Partially I wonder if my assimilation into Texan is complete, although I’m sure my native Texan friends would disagree with me. The droning rain like we’ve had all week puts me into the world’s foulest mood, where it used not to bother me all that much. When driving out of the city, the flat fields of grass and giant sky are comforting to me now rather than crushing. I feel confined if I’m somewhere that hides most of the horizon with pesky hills and tall trees.
Life without breakfast tacos and kolaches simply might not be a life worth living. Let’s not even talk about queso on the east coast… it might as well not exist. I love the mish mash of social circles that makes up Austin. I’ve even grown to love the hipsters a little bit – just don’t tell anyone else.
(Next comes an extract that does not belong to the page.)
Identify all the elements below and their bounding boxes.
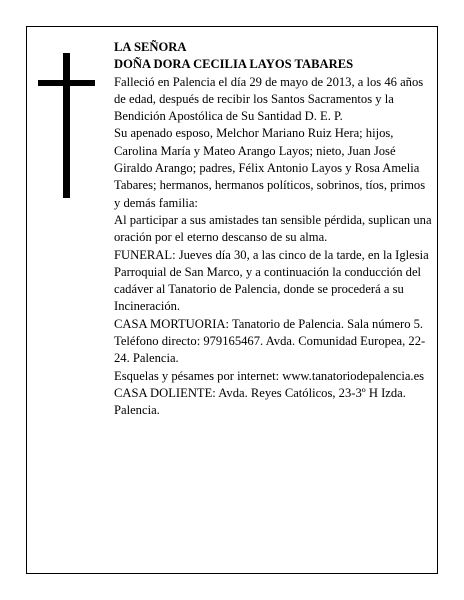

It makes my heart happy that I can find two stepping and cowboy hats if I need to and that the average man from a Texas small town has at least dabbled in rodeo.
When I hear of someone being “a little too east coast” my nose crinkles up a bit. What I used to think of a higher title is now a passive insult, although let’s be clear – I’m never giving up my pearls or my southeast “Bless your heart!” heritage.
Yesterday one of my best friends moved to Austin. Me, the risk aversion one in a search for stability, is single and attempting to write a book. Her, the person I legitimately think has a pretty fair shot of becoming a CIA agent or a much-funnier-than-me-famous-author, is married with an adorable kid who I get to be Auntie Lauren to now. We haven’t lived in the same town since I was 18, and I never could have imagined that she’d be living 10 minutes down the street from me 1,400 miles from home in North Carolina.
Except North Carolina isn’t really home to me anymore, Texas is. I’m not sure if I’ll ever be allowed to wear the Texan title fully, but I sure do love it here. If you asked 18 year old me where I’d be 13 years later, I could never have guessed this. Even if I went back and retraced all my steps, I’m not sure how I got to this place with these people in my life but I’m glad I did.
My life is a bit whacky and wild and unpredictable. I’m winging it on a daily basis… shooting from the hip like they do in the wild west. Like they do in Texas.